By the way, it may seem ironic—especially to those who consider Social Security, Medicare, Medicaid, etc. to be socialist, nanny-state programs—to see some historians refer to von Bismarck’s health insurance and pension programs as an attempt to “prevent the spread of socialism.” Other historians praise von Bismarck not only as the political leader who was responsible for the unification of the German states into a nation-state, but also as having created a new Germany with a “progressive social policy.”
At another SSA web site that discusses the “traditional sources of economic security,” the authors reach back to the ancient Greeks and their methods of providing for “economic security” through the stockpiling of amphorae of olive oil to provide for themselves in times of need and proceed through other informal and formal systems of economic security. Falling in the latter category: the guilds of the Middle Ages, the English friendly societies and “Poor Laws” and the early U.S. fraternal organizations.

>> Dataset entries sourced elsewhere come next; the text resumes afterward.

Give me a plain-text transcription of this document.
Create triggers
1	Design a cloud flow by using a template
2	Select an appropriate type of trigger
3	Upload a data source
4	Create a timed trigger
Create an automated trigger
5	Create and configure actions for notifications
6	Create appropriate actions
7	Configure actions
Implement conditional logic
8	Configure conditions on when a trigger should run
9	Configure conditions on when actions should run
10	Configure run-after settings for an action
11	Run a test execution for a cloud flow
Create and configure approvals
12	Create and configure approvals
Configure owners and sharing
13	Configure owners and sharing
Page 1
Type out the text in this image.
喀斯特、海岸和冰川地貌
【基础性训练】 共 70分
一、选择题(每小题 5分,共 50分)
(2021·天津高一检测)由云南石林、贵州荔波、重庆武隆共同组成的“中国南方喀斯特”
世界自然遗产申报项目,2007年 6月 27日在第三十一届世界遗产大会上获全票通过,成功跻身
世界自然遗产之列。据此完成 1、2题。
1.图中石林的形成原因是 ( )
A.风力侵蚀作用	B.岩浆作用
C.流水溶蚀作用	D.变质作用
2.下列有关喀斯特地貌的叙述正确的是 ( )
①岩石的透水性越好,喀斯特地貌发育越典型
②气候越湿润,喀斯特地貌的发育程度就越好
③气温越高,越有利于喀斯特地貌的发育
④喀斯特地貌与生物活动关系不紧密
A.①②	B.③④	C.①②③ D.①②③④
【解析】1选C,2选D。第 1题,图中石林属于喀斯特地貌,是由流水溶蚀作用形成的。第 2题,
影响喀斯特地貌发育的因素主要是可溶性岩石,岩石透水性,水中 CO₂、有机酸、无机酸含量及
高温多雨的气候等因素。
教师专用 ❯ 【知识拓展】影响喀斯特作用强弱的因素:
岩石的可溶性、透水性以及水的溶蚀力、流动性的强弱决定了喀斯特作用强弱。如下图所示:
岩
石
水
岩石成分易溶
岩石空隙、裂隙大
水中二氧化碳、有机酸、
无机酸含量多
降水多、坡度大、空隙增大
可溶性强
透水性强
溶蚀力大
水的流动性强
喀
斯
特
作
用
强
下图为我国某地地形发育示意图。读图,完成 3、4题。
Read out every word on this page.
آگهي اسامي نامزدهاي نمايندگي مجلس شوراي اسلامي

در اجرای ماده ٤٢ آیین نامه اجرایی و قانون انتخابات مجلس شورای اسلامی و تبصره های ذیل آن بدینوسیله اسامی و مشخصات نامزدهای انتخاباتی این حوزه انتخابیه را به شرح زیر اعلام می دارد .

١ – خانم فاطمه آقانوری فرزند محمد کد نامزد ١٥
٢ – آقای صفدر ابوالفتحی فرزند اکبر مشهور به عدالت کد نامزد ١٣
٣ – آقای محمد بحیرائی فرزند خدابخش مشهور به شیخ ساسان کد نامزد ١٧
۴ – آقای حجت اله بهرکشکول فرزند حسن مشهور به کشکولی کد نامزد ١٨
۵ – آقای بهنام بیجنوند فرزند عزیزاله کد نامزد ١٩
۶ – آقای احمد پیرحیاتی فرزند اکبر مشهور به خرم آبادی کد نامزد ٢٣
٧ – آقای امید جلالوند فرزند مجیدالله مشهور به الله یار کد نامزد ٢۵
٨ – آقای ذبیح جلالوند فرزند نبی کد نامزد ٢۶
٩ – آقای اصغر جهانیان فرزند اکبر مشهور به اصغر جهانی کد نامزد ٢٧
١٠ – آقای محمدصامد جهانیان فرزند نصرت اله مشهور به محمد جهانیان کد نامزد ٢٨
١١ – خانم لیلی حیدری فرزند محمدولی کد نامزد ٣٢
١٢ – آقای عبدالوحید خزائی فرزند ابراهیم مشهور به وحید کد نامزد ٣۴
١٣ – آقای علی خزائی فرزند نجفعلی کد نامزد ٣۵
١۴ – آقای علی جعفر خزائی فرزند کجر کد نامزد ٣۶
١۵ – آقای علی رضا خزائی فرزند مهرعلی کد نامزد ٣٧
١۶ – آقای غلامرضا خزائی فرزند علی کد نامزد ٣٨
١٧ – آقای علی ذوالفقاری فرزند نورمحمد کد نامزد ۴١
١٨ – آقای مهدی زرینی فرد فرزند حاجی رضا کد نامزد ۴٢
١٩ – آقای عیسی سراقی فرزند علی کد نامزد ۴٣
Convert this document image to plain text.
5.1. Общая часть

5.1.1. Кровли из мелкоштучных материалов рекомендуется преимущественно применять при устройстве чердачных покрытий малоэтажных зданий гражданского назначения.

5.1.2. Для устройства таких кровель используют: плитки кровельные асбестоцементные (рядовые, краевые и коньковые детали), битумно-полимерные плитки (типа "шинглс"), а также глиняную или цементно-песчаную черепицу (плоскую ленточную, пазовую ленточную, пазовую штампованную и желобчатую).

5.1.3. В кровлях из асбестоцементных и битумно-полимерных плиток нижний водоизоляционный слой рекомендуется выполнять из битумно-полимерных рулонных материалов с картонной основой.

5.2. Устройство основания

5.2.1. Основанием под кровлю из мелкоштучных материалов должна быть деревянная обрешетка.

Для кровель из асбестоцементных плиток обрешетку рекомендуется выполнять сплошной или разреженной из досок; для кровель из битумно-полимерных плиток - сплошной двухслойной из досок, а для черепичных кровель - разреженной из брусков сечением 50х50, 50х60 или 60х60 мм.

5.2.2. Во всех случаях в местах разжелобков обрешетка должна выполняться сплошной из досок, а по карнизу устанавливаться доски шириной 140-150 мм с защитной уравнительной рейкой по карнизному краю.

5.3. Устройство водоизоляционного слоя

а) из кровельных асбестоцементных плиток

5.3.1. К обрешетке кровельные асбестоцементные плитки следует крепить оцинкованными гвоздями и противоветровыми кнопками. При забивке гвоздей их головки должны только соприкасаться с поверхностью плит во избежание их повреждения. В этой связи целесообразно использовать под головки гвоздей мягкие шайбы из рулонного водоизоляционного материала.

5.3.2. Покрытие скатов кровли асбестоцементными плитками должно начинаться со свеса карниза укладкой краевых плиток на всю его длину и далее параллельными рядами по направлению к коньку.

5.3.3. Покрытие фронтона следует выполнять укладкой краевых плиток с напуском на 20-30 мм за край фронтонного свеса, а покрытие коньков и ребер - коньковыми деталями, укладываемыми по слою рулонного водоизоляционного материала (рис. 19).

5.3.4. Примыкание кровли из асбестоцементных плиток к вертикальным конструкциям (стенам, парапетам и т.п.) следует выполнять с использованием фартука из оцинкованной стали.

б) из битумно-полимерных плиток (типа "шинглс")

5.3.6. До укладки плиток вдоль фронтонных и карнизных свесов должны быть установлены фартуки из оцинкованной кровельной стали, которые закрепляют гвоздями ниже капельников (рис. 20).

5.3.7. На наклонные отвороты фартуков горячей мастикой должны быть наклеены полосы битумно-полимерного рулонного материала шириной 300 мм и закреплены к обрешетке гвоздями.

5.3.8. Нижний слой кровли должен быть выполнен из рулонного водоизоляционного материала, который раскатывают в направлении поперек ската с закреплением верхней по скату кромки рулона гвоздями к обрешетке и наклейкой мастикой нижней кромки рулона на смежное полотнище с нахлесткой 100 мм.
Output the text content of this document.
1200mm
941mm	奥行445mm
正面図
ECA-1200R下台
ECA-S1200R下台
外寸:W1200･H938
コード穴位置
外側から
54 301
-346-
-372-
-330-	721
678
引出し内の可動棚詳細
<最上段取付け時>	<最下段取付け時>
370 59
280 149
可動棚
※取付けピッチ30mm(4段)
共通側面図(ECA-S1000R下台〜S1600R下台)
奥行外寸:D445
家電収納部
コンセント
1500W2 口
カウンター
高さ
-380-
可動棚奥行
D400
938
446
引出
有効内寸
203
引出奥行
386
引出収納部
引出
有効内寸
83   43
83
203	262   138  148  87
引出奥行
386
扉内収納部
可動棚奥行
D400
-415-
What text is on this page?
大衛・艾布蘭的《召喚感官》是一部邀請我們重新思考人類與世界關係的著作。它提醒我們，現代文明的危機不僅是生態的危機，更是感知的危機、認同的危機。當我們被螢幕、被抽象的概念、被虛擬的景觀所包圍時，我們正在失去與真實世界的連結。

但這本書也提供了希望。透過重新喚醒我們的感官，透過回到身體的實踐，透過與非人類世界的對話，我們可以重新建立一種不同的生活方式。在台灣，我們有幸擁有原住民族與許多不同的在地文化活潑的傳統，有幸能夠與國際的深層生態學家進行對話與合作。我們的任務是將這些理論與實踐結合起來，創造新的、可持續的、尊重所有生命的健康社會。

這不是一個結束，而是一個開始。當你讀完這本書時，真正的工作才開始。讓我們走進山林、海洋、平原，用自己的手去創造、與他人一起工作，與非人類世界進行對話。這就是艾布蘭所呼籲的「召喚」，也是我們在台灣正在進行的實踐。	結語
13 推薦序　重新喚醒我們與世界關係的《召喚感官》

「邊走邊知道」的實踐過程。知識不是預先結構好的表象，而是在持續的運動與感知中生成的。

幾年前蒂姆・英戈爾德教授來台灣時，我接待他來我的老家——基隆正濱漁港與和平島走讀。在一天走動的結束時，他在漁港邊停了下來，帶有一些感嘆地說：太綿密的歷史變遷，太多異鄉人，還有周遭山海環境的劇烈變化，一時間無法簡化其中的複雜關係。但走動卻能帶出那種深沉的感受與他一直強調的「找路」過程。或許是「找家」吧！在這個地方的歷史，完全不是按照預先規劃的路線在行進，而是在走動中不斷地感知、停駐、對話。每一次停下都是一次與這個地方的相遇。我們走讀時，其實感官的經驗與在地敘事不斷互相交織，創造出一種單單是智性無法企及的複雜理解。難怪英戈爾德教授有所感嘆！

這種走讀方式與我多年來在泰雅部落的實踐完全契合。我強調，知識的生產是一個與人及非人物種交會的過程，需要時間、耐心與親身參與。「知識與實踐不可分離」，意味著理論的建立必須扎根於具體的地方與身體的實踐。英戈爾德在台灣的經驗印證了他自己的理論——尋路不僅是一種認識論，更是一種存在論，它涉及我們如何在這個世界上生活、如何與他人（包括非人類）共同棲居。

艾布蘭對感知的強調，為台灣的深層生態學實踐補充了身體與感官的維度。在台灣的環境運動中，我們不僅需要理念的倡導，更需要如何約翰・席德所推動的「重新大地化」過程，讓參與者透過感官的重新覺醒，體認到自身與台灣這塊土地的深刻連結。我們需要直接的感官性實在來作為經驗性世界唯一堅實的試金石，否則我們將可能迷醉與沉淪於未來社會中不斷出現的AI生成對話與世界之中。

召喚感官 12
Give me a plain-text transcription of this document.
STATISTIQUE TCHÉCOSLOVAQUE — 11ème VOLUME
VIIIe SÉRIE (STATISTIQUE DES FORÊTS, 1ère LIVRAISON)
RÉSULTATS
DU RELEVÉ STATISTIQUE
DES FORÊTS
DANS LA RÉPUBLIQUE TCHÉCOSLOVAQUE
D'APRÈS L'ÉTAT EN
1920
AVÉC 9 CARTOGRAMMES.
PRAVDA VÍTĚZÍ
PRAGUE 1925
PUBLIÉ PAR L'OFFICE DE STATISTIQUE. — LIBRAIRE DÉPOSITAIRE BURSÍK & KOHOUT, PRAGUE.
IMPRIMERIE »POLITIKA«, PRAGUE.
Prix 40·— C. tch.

But, according to the SSA, one of the first persons to propose a scheme for retirement security “that is recognizable as a forerunner of modern social insurance” was Thomas Paine with his 1795 Agrarian Justice where he called for the creation of a system that would use an inheritance tax to create a fund that would pay young citizens to get them started in life and citizens age 50 and older to “guard against poverty in old-age.”
Then, our nation went through a series of precursors to Social Security including the Civil War Pension Program and its subsequent changes and improvements, state old-age or “welfare” pensions, company pension plans, and numerous proposals arising mainly from the despair of the Great Depression: the Townsend Plan, Upton Sinclair’s End Poverty in California, or EPIC plan, the Bigelow Plan, etc.
On August 14, 1935, President Roosevelt signed into law the Social Security Act which, in addition to several provisions for general welfare, established a social insurance program designed to pay retired workers age 65 or older a continuing income after retirement. Additional features, provisions and coverages would come later.
But back to Von Bismarck’s system, a system that was designed to provide a pension annuity for workers when they reached a certain age. Similar to our system, the program was financed by workers’ contributions (taxes) with the German government contributing a portion of the underwriting costs.
The letter writer claims that in Otto von Bismarck’s system, “every German citizen age 65 or older would receive a lifelong pension.” In fact, Germany initially set age 70 as the retirement age. It was not until 1916 (27 years later) that the age was lowered to 65.
The writer also mentions that “[l]ongevity then was about age 55.” Most sources set the life expectancy for the average Prussian in Bismarck’s time at 45 years.
According to some historians, the fact that the life expectancy of a Prussian was 45 helped von Bismarck’s old age pension plan as he could rely on “on a very large proportion of working age citizens to pay for the very few who lived to be 70.”
With Americans living significantly longer than in 1935, the closing part of the letter to the editor— “Seems we need some adjustments, given the present life expectancy of age 78 in the United States”—-certainly makes sense.
The author is a retired U.S. Air Force officer and a writer.